Maximum pink? Please explain
Please don’t!
It’s Kirby time
Will be great to get him back. Then the other two and hopefully get the BP straightened out. The D is good and the O can always be better but is better than it has been. The team looks really good compared to what I and most Ms fans thought it would be. Is that because the team was sneaky, is Dan the Man the best Manager ever or some luck and good play? I am not giving ownership any accolades they are cheap and after profit over success. Hopefully even with the injuries we have had are in first place. Not saying this is a WS winning team but with a couple players added could be close. Go Ms.
Yes the casual Ms fans in spring training are a bit quiet. All the clamoring for trades, free agents and ownerships heads…First, a lot of players underperformed last year. This team isn’t perfect, but they are hitting at close to league average- also strikeouts are down, walks are up and they hitting with RISP.
Second- trades of young prospects are always risky. These casual fans assume the players we would receive would perform instead of banking on current players to do their job.
Third-free agent hitters won’t sign in Seattle so instead of overpaying we locked up cal and have money to extend some young pitchers. All these casual fans think we missed the boat but the reality we didn’t have a chance on them. Dipoto is taking a chance that last season was an anomaly. So far he is right.
It’s early. They have the talent to play with anybody in a short and long playoff series. Sure, some nice additions wouldn’t hurt.
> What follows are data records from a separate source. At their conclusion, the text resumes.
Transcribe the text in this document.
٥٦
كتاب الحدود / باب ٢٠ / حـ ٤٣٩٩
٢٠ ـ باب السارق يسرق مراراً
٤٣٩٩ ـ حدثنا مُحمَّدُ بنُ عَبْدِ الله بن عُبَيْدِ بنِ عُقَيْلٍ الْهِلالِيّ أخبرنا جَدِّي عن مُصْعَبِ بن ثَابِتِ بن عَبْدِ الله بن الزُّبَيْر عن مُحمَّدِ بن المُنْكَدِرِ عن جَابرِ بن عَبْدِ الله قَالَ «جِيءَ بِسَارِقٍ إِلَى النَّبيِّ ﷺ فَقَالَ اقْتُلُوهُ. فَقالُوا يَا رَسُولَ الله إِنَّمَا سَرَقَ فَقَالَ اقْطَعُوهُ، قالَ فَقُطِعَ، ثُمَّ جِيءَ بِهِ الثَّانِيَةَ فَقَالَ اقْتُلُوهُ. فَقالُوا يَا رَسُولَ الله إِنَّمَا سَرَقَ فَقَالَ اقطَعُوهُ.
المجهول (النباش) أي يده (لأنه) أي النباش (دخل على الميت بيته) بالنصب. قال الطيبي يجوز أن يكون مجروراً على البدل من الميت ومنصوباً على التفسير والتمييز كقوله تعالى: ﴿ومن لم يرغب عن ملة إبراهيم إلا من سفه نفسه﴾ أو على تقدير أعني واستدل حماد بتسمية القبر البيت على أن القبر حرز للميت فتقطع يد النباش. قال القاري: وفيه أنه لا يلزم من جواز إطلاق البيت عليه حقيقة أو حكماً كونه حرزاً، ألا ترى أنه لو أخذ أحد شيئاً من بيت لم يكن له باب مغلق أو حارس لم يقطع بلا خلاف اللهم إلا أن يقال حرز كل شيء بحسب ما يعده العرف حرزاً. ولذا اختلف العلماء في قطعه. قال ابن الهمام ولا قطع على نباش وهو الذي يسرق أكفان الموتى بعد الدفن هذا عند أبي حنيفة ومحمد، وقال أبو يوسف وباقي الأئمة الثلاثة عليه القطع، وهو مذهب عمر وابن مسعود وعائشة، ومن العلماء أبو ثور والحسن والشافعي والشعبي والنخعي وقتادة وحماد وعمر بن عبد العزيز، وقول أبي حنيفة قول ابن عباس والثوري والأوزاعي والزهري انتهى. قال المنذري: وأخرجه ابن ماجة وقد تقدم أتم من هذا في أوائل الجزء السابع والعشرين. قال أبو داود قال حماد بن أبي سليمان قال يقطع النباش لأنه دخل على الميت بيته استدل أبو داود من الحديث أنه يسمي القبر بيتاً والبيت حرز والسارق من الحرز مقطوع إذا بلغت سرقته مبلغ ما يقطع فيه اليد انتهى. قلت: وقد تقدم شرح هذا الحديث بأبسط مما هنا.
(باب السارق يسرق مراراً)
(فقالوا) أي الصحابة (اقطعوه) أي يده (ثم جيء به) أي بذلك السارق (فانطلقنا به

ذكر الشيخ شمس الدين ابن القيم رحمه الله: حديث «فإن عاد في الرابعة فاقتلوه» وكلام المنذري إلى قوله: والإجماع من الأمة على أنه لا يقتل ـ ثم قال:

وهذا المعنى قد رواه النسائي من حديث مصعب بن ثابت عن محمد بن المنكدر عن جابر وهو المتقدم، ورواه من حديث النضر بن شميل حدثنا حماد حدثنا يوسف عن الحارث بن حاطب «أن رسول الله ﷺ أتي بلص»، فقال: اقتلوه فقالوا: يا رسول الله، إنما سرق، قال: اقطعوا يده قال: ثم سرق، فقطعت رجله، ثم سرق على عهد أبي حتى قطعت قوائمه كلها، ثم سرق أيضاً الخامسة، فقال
But let guys do their job before selling the farm to make casual fans happy. We gotta get past mentality that spending money and trading prospects will get us a WS title vs asking and expecting the current roster to perform.
However, if Evans pans out and Hancock can become serviceable 5th starter- then yes, see if Kirby get net us a legit bat in a trade.
It’s a common mentality among fans of teams who struggled for a while or haven’t won any championships, let alone reach the playoffs. It doesn’t mean these fans are impatient, though. They deserve to have a contending team on the table. Lots of M’s fans are also pretty dedicated no matter what.
Deserve? How do we determine what we deserve? Management has built a winning team with a top 5 minor league system that under performed last year and still was competitive. It’s a fairly young and talented team. I get fans are impatient, but deserve has nothing to do with it.
My preference is Sword Kirby, but Fire Kirby and Cutter Kirby are also favorites of mine!
Might be the Mariners year battling through big injuries and still being on top. Good for them.
a wealth of pitching riches
Heeeeeey Kirby
What you doing Kirby
What you doing there
Respected his work as a comedian.
Hope the baseball career is better to him.
Can’t wait to see him pitch again. Even better with the Mariners already in first!
Mariners are looking solid at the moment and bringing Kirby in should be a boost.
I was so pissed when the Angels took Wil Wilson when Kirby was on the board and we desperately needed pitching.